Rational Birth

Friday, August 04, 2006

An Attempt to Investigate Late Pregnancy Ultrasound

I’ve been researching this topic for several hours throughout the day now. I’ve learned a great deal:

1. It is no wonder doctors may not have time to stay up on the latest research.
2. Much research has to be done to prove things don’t make a difference.
3. It seems more questions are created than answered by much research.
4. It is very tough to find answers to simple questions.
5. Ultrasound and sonogram appear to be synonymous in the literature.

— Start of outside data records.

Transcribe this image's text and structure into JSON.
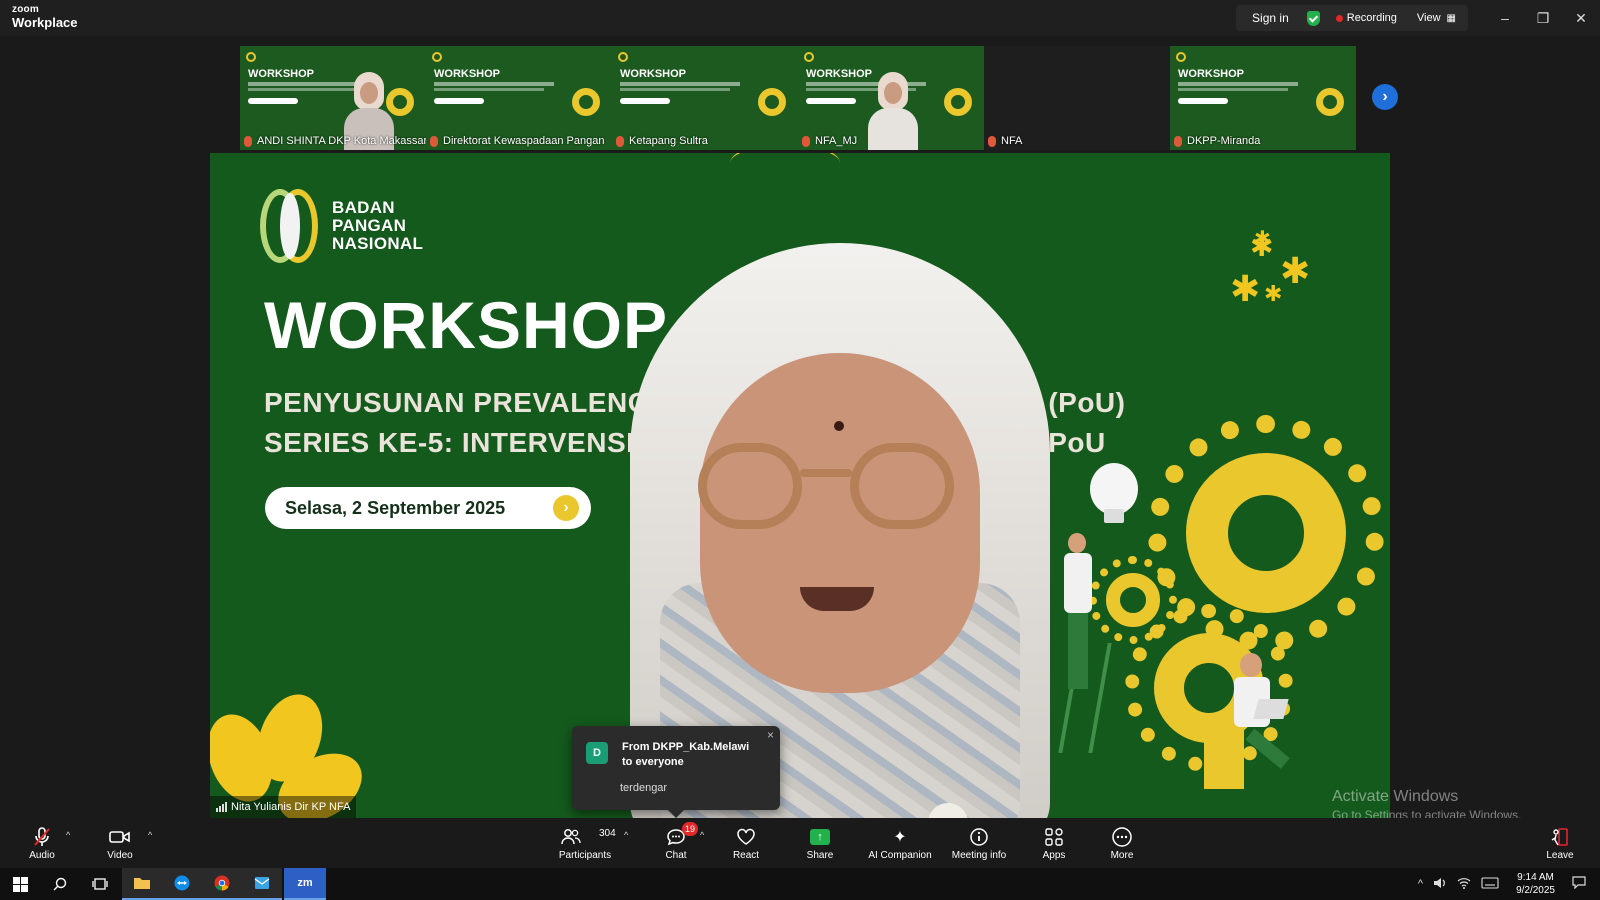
{
  "titlebar": {
    "brand_top": "zoom",
    "brand_bottom": "Workplace",
    "sign_in": "Sign in",
    "recording": "Recording",
    "view": "View",
    "minimize": "–",
    "restore": "❐",
    "close": "✕"
  },
  "thumbnails": [
    {
      "name": "ANDI SHINTA DKP Kota Makassar",
      "title": "WORKSHOP",
      "has_video": true
    },
    {
      "name": "Direktorat Kewaspadaan Pangan",
      "title": "WORKSHOP",
      "has_video": false
    },
    {
      "name": "Ketapang Sultra",
      "title": "WORKSHOP",
      "has_video": false
    },
    {
      "name": "NFA_MJ",
      "title": "WORKSHOP",
      "has_video": true
    },
    {
      "name": "NFA",
      "title": "",
      "has_video": false
    },
    {
      "name": "DKPP-Miranda",
      "title": "WORKSHOP",
      "has_video": false
    }
  ],
  "strip_next": "›",
  "slide": {
    "logo_lines": [
      "BADAN",
      "PANGAN",
      "NASIONAL"
    ],
    "title": "WORKSHOP",
    "subtitle_line1": "PENYUSUNAN PREVALENCE OF UNDERNOURISHMENT (PoU)",
    "subtitle_line2": "SERIES KE-5: INTERVENSI BERBASIS DATA INDIKATOR PoU",
    "date": "Selasa, 2 September 2025",
    "date_arrow": "›"
  },
  "speaker_name": "Nita Yulianis Dir KP NFA",
  "watermark": {
    "line1": "Activate Windows",
    "line2": "Go to Settings to activate Windows."
  },
  "chat_popup": {
    "avatar": "D",
    "from": "From DKPP_Kab.Melawi to everyone",
    "message": "terdengar",
    "close": "×"
  },
  "toolbar": {
    "audio": "Audio",
    "video": "Video",
    "participants": "Participants",
    "participants_count": "304",
    "chat": "Chat",
    "chat_badge": "19",
    "react": "React",
    "share": "Share",
    "ai_companion": "AI Companion",
    "meeting_info": "Meeting info",
    "apps": "Apps",
    "more": "More",
    "leave": "Leave"
  },
  "taskbar": {
    "time": "9:14 AM",
    "date": "9/2/2025"
  },
  "colors": {
    "slide_green": "#145a1d",
    "accent_yellow": "#e9c72d",
    "recording_red": "#e02828",
    "chat_badge_red": "#e02828",
    "share_green": "#23b14d",
    "strip_arrow_blue": "#1e6fd9"
  }
}
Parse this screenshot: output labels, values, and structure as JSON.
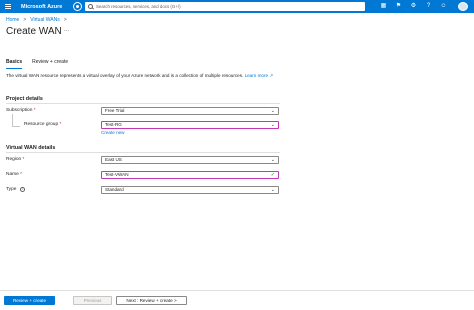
{
  "header": {
    "brand": "Microsoft Azure",
    "search_placeholder": "Search resources, services, and docs (G+/)",
    "icons": [
      "cloud-shell-icon",
      "notifications-icon",
      "settings-icon",
      "help-icon",
      "feedback-icon"
    ],
    "accent_color": "#0078d4"
  },
  "breadcrumb": {
    "items": [
      "Home",
      "Virtual WANs"
    ],
    "separator": ">"
  },
  "page": {
    "title": "Create WAN",
    "more": "..."
  },
  "tabs": [
    {
      "label": "Basics",
      "active": true
    },
    {
      "label": "Review + create",
      "active": false
    }
  ],
  "intro": {
    "text": "The virtual WAN resource represents a virtual overlay of your Azure network and is a collection of multiple resources.",
    "link_start": "Learn",
    "link_end": "more"
  },
  "project_details": {
    "title": "Project details",
    "subscription": {
      "label": "Subscription",
      "required_mark": "*",
      "value": "Free Trial"
    },
    "resource_group": {
      "label": "Resource group",
      "required_mark": "*",
      "value": "Test-RG",
      "create_new": "Create new"
    }
  },
  "wan_details": {
    "title": "Virtual WAN details",
    "region": {
      "label": "Region",
      "required_mark": "*",
      "value": "East US"
    },
    "name": {
      "label": "Name",
      "required_mark": "*",
      "value": "Test-VWAN"
    },
    "type": {
      "label": "Type",
      "info": "i",
      "value": "Standard"
    }
  },
  "footer": {
    "review_create": "Review + create",
    "previous": "Previous",
    "next": "Next : Review + create >"
  }
}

I’ve spent my time at sites that have impeccable reputations: Journal of the American Medical Association (http://jama.ama-assn.org/), The Lancet (www.thelancet.com ), The American Journal of Obstetrics and Gynecology (http://www.ajog.org/), The Cochrane Library (http://www.moh.govt.nz/cochranelibrary), and Midwifery Today (http://www.midwiferytoday.com). In addition, I’ve only used studies that were from 1994 or later. If you would like the full abstract and publication information from the studies I’m presenting, please email me at jennie@windyhouse.net. I’ve not included that information in this post for the sake of your time and my sanity.

Here’s what I didn’t find: What is the +/- discrepancy in the birth weight of babies who’ve had an ultrasound in the third trimester? What is the accuracy of palpation (using your hands) to determine birth weight? (Why use the machine if the hands do just as good a job?)

Here’s what I did find:

This article first appeared in Midwifery Today Issue 51, Autumn 1999
(Note from Jennie: I am giving you the whole of this section from Midwifery Today not because I want to place more emphasis on it, but because it didn’t have a succinct summary as the other abstracts do.)

“One of the promises held out by antenatal scanning is that obstetricians will be able to identify the baby with problems and do something to help it. A German study from Wiesbaden hospital (Jahn et al., 1998) found that out of 2,378 pregnancies only fifty-eight of 183 growth retarded babies were diagnosed before birth. Forty-five fetuses were wrongly diagnosed as being growth retarded when they were not. Only twenty-eight of the seventy-two severely growth-retarded babies were detected before birth despite the mothers having an average of 4.7 scans.

The babies diagnosed as small were much more likely to be delivered by caesarean - 44.3 percent compared with 17.4 percent for babies who were not small for dates. If the baby actually had intrauterine growth retardation (IUGR) the section rate varied hugely according to whether it was diagnosed before birth (74.1 percent sectioned) or not (30.4 percent).

So what difference did diagnosis make to the outcome for the baby? Pre-term delivery was five times more frequent in those whose IUGR was diagnosed before birth than those who were not. The average diagnosed pregnancy was two to three weeks shorter than the undiagnosed one. The admission rate to intensive care was three times higher for the diagnosed babies.”

From the American Journal of Obstetrics & Gynecology in 2003.

Conclusion: Term birth weight estimates that use ultrasonography are generally no more accurate than predictions that are based solely on quantitative assessment of maternal and pregnancy-specific characteristics. (Jennie explains: Meaning, knowing mother’s weight gain, fundal height, gestational diabetes status, and family history)


From the American Journal of Obstetrics & Gynecology in 1994.

CONCLUSIONS: With either the single or multiple examination approach birth weight percentile estimates were within 10% of the actual birth weight percentile approximately 50% of the time. Multiple ultrasonographic examinations provided little improvement in prediction of birth weight compared with a single observation. Multiple measurements of the abdominal circumference percentile may provide improved accuracy in identifying large for gestational age and small for gestational age fetuses. (Jennie notes: This was a study of only 263 patients, but still fascinating.)

From the Journal of American Medicine in 1996.

CONCLUSIONS: For the 97% of pregnant women who are not diabetic, a policy of elective cesarean delivery for ultrasonographically diagnosed fetal macrosomia is medically and economically unsound. In pregnancies complicated by diabetes, such a policy appears to be more tenable, although the merits of such an approach are debatable. (Jennie notes: This was a review of the literature looking at over 6,000 women.)


And here’s one last anecdotal piece of information. We had an ultrasound with our first child on the day she was born; several actually. This was done to confirm that she was a footling breech, and to confirm how she was handling attempts at external version. The first ultrasound which was done, which was a full-length, diagnostic ultrasound, indicated that she would be around 6 lbs, 13 ozs. Our midwife, through palpation, estimated her birth weight at 7 lbs. Birth weight of first child: 7 lbs. 1 oz.